No reveries, please

Remember when, not so long ago, you went into a coffee shop, ordered your favourite brew, and sat down. Maybe you were at a common table with half a dozen others. Maybe a conversation was launched. Maybe there was a noisy fellow with whom a lively discussion ensued. Or maybe you just stared out the window and watched the passing parade, lost in your own thoughts.

If there were a discussion, maybe you learned something. Or you got riled. Perhaps an idea sprang into your head or a solution arrived to a problem that had been hounding you. Even bettter, you might have relaxed and let slip from your mind something that had been bugging you. Maybe you left after ten minutes, refreshed, abuzz with a new thought. Or nothing at all. Call it coffee bathing, like forest bathing, only conducted indoors and in the city.
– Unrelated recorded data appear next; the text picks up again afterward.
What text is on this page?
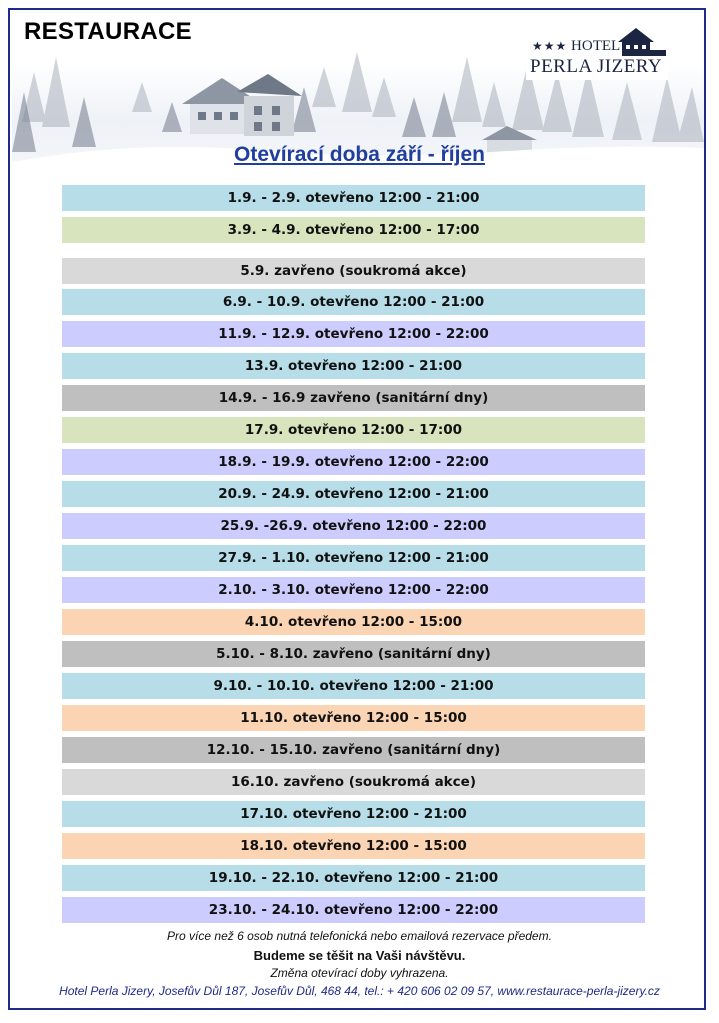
RESTAURACE
★★★ HOTEL
PERLA JIZERY
Otevírací doba září - říjen
1.9. - 2.9. otevřeno 12:00 - 21:00
3.9. - 4.9. otevřeno 12:00 - 17:00
5.9. zavřeno (soukromá akce)
6.9. - 10.9. otevřeno 12:00 - 21:00
11.9. - 12.9. otevřeno 12:00 - 22:00
13.9. otevřeno 12:00 - 21:00
14.9. - 16.9 zavřeno (sanitární dny)
17.9. otevřeno 12:00 - 17:00
18.9. - 19.9. otevřeno 12:00 - 22:00
20.9. - 24.9. otevřeno 12:00 - 21:00
25.9. -26.9. otevřeno 12:00 - 22:00
27.9. - 1.10. otevřeno 12:00 - 21:00
2.10. - 3.10. otevřeno 12:00 - 22:00
4.10. otevřeno 12:00 - 15:00
5.10. - 8.10. zavřeno (sanitární dny)
9.10. - 10.10. otevřeno 12:00 - 21:00
11.10. otevřeno 12:00 - 15:00
12.10. - 15.10. zavřeno (sanitární dny)
16.10. zavřeno (soukromá akce)
17.10. otevřeno 12:00 - 21:00
18.10. otevřeno 12:00 - 15:00
19.10. - 22.10. otevřeno 12:00 - 21:00
23.10. - 24.10. otevřeno 12:00 - 22:00
Pro více než 6 osob nutná telefonická nebo emailová rezervace předem.
Budeme se těšit na Vaši návštěvu.
Změna otevírací doby vyhrazena.
Hotel Perla Jizery, Josefův Důl 187, Josefův Důl, 468 44, tel.: + 420 606 02 09 57, www.restaurace-perla-jizery.cz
No more. All of the patrons around you are hard wired to the outside world. I watched a woman the other day who pulled from her bag a tiny bracket device on which she carefully secured her laptop. Then she took a lengthy electrical cord, disrupting two others beside her who were immersed in their own laptops, by pushing the cord in front of her neighbours into the far-off outlet. No words were spoken. Only then did she go for coffee, the more important set-up accomplished.

Everyone in the place was engrossed in similar circumstances: tapping out texts, watching a Shawn Mendes video, or playing Candy Crush. No imaginations were being enlivened, no minds were being stretched, no contacts were made with other humans, no celebratory moments were enjoyed. We might as well all have been in an institution. Perhaps we were.